If a full Earth-like atmosphere is unlikely, what is “paraterraforming” and why might it be more realistic?
Review Questions
- What specific physical conditions on Mars (pressure, greenhouse effect, water phase behavior, radiation shielding) make atmosphere the limiting factor for terraforming?
- Compare the three CO2 sources discussed (polar icecap, regolith, carbonates). Which one is large enough in principle, and what makes it difficult?

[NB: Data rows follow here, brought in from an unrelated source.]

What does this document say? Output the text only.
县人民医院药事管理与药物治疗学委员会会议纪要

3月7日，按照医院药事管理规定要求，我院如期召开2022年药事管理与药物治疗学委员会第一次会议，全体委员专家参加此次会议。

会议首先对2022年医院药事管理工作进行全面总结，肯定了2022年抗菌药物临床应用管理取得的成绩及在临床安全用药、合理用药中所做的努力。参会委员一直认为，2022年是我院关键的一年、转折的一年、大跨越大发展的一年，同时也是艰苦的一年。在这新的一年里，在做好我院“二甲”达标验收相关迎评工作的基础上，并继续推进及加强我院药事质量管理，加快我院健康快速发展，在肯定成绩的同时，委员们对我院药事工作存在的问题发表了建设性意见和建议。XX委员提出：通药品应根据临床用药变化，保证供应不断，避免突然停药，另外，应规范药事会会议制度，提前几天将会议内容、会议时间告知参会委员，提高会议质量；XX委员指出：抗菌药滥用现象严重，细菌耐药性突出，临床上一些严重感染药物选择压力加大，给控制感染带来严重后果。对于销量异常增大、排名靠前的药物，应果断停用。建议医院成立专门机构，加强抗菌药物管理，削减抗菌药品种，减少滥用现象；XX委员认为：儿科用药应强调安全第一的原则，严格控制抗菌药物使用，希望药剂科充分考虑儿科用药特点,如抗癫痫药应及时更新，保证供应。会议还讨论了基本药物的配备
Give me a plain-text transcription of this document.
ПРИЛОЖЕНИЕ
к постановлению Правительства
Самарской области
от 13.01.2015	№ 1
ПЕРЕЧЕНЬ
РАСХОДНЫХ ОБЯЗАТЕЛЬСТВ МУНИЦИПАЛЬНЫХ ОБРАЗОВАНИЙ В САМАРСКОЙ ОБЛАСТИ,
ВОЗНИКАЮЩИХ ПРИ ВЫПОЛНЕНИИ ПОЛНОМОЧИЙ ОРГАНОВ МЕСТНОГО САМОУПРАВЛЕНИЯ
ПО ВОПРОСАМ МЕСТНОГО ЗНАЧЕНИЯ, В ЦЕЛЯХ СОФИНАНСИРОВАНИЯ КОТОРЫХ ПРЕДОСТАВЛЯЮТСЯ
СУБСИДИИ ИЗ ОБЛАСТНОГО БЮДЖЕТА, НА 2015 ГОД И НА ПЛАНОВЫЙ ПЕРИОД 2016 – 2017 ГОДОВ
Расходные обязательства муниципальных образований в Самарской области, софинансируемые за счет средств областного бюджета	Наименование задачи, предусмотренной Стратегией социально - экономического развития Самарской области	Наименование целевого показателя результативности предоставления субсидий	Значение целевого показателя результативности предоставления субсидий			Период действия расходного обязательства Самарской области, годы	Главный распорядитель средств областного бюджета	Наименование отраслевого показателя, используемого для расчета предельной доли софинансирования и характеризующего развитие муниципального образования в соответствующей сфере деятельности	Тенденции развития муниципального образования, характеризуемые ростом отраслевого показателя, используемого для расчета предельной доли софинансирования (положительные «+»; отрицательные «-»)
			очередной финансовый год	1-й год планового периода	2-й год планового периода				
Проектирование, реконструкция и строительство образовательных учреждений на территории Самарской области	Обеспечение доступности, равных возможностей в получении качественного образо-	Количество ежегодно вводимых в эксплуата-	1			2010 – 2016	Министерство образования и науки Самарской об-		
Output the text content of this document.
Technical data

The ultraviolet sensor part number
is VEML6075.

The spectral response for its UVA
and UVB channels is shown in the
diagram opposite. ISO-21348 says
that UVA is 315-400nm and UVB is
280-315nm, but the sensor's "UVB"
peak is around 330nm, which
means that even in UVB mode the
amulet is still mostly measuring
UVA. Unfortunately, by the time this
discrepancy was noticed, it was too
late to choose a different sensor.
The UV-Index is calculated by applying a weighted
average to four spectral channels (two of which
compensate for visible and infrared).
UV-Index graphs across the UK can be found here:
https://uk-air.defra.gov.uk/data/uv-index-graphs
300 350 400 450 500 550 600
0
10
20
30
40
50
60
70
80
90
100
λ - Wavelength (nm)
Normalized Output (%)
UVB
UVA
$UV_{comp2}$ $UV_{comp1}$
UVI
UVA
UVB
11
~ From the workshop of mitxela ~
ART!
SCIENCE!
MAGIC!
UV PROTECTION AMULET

- Why does Mars’ lack of a global magnetic field matter for long-term atmospheric retention, and what alternative protection is proposed?
Key Points
- 1
Terraforming Mars depends primarily on creating a thick atmosphere; Mars’ 0.6% Earth pressure prevents stable liquid water and provides little greenhouse warming.
- 2
Mars likely lost much of its atmosphere to space because its small mass led to an early core solidification and the shutdown of a global magnetic field, allowing solar wind stripping.
- 3
Accessible CO2 sources—south polar ice and near-surface regolith—are too limited to raise Mars anywhere near Earth’s atmospheric pressure (roughly 100× too low from polar release and ~4% from regolith heating).
- 4
The only plausible large reservoir is buried carbonate minerals, but extracting CO2 requires mining and processing that could consume energy on the order of several septillion joules.
- 5
A planet-wide CO2–oxygen atmosphere would still be hostile to humans and animals, making photosynthesis (e.g., cyanobacteria-like organisms) a key part of sustaining oxygen balance.
- 6
If full terraforming is impractical, paraterraforming via sealed “worldhouses” could create Earth-like environments locally with far less material than manufacturing a whole-planet atmosphere.
- 7
Long-term atmospheric survival would require protection; Mars can’t easily restart its magnetic field, so an external magnetic shield is one proposed workaround.